Nuru’s Agriculture Program provisions small loans of agricultural inputs (fertilizers and seed) to farmers and trains farmers to generate a permanent and significant increase in crop yields. The beginning of the long rains season (December to July) marks the busiest time for the agriculture program and for millions of Kenyan farmers who are investing in their future. In the 2011-2012 season Nuru is helping some 3,000 farm families to produce enough maize for their food security and income generation on one to three acre plots throughout Kuria, Kenya.
In the November Ag blog, we learned about farmer empowerment through base education – an event from which over 3,000 farmers graduated (with 2,000 of these farmers brand new to Nuru). At base education, farmers learn the basic theoretical tenets of Nuru. Afterwards, farmers attend a series of practical and timely technical trainings, beginning with ground preparation, pacing, planting, and gapping. These farm management basics, plus the essential farm input loans, take farmers from yields of three bags of maize per acre to fifteen and twenty sacks of maize per acre.
The technical training series diverges from traditional agriculture extension in ways that help it adapt to the cultural and societal context. During base education farmer groups were organized by the same members who comprise them. The group learns farming best practices together, works the land together, and pays the loans together. This group concept plays off Kenyan culture.
Groups form support networks within the community and draw out community members to serve as trainers and leaders. The agriculture program staff, themselves farmers from the same rural communities, teach the group chairman, who in turn pass on the knowledge to the members of their groups. This training of trainers encourages a type of grassroots development as community members learn from their neighbors, who themselves eventually become the next leaders and Nuru staffers.

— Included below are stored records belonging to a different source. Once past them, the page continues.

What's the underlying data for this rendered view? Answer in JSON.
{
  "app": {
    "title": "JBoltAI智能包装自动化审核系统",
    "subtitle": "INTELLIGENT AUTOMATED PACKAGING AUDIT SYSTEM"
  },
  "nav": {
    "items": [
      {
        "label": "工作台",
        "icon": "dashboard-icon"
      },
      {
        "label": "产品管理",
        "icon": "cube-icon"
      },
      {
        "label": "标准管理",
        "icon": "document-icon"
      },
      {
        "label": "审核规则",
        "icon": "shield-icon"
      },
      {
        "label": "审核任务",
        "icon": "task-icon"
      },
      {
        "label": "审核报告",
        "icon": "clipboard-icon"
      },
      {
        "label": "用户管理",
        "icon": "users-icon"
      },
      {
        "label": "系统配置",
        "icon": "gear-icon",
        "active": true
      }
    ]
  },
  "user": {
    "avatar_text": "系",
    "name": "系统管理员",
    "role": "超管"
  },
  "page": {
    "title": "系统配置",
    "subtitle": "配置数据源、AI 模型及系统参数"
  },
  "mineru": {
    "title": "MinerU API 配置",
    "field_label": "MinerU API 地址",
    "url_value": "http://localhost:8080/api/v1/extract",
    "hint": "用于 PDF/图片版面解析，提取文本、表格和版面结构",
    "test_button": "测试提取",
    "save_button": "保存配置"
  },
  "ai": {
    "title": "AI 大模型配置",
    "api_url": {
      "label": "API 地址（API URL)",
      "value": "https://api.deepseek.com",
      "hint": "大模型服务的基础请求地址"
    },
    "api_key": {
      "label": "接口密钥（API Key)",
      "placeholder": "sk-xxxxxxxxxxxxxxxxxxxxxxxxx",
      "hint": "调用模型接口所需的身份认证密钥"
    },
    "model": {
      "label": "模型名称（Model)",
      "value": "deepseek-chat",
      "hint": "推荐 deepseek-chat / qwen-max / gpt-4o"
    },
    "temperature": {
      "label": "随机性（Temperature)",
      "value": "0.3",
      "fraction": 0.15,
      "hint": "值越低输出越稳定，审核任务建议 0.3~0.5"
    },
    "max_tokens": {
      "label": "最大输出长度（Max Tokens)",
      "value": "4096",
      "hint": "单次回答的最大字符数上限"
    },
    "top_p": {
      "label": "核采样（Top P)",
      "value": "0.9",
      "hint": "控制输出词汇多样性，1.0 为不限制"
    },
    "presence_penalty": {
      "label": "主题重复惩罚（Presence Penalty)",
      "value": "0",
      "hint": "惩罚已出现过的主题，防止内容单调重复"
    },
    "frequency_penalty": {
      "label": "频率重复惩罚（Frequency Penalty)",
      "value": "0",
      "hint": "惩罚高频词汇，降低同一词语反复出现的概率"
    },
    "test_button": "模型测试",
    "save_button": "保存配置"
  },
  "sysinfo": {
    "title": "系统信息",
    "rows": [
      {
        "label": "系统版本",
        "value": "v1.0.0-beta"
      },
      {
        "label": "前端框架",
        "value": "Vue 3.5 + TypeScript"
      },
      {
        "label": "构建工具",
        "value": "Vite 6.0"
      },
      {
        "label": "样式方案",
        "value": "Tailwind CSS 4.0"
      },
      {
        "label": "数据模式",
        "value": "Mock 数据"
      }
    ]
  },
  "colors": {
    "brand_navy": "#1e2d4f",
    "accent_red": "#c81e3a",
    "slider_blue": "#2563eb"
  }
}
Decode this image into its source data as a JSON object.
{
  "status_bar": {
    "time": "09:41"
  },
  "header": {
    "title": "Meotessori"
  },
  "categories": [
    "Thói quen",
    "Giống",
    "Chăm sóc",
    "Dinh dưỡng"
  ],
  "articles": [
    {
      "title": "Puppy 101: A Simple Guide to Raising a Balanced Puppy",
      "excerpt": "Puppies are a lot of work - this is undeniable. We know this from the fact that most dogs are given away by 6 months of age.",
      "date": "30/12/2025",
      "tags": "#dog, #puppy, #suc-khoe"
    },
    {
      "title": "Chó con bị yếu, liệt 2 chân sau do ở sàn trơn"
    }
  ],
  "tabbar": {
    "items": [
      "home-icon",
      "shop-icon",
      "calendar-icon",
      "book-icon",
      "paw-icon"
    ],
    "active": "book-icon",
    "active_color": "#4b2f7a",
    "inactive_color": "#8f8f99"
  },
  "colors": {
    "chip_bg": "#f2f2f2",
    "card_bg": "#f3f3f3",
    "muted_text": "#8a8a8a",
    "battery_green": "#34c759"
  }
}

The agriculture team also employs best management practices such as demonstration-based learning, appropriate language and technology, and close supervision of farm activities following trainings. While Nuru International supports local and traditional knowledge, the agriculture program teaches modern farming practices based in principles of ease of implementation, proven science, and sustainability (especially for the natural and economic environment). Importantly, maize agriculture is relatively new in Kuria, Kenya, and has been largely unsuccessful because of lack of agriculture inputs and traditional farming methods. Nuru promotes a more intensive investment and care for the land and crops, with the aim of eliminating the period during which people go hungry (the hunger season).
Traditionally, ground preparation was not planned for optimal crop establishment. In some areas, steep or very rocky sites were chosen and cleared, with resulting erosion. In other areas, there was too much shade or soil was too compact for proper crop development. Nuru teaches farmers to choose flat, sunny areas with live and dead barriers to prevent soil erosion. Tillage and composting with animal and green manures are also promoted, and burning is discouraged. These practices strike the balance between environmental concerns, and proper crop development.
Farmers traditionally used inexact plant spacing and fertilizer amounts, resulting in wasted land and inputs. During pacing training, farmers learn to measure their land by walking the length and width, each pace having been measured to equal a number of meters. These measurements are essential to ensure that farmers use the correct plant spacing and fertilization rates on their plots.
The Nuru planting method ensures proper spacing for nutrients and sunlight, freedom from competition from other vegetation, and appropriate development of grains. Planting training teaches farmers to use the appropriate amount of fertilizer and one maize seed per hole, each hole having been precisely spaced at 25 cm by 75 cm. This new teaching differs drastically from traditional practice, where farmers would broadcast seeds randomly, or use a stick to poke a hole in the soil and pour in a few seeds (dippling). The spacing was highly irregular, resulting in a field with patches of overly dense and other overly sparse areas.
Planting practices also did not provide the jump start of fertilizer that maize requires in the highly weathered soils of Kuria, Kenya. Compounding the problem, two or more maize seeds competed with the same meager supply of nutrients, and farmers, thinking more is better, would let all of them grow with resultant poor production. The last technical training is gapping, during which farmers learn to replant in any areas where seeds did not germinate correctly. Nuru teaches planting methods that correct the problems found with traditional crop establishment methods.
Together, the technical training series forms the basis of proper maize production, setting farmers on the path to food security and income generation.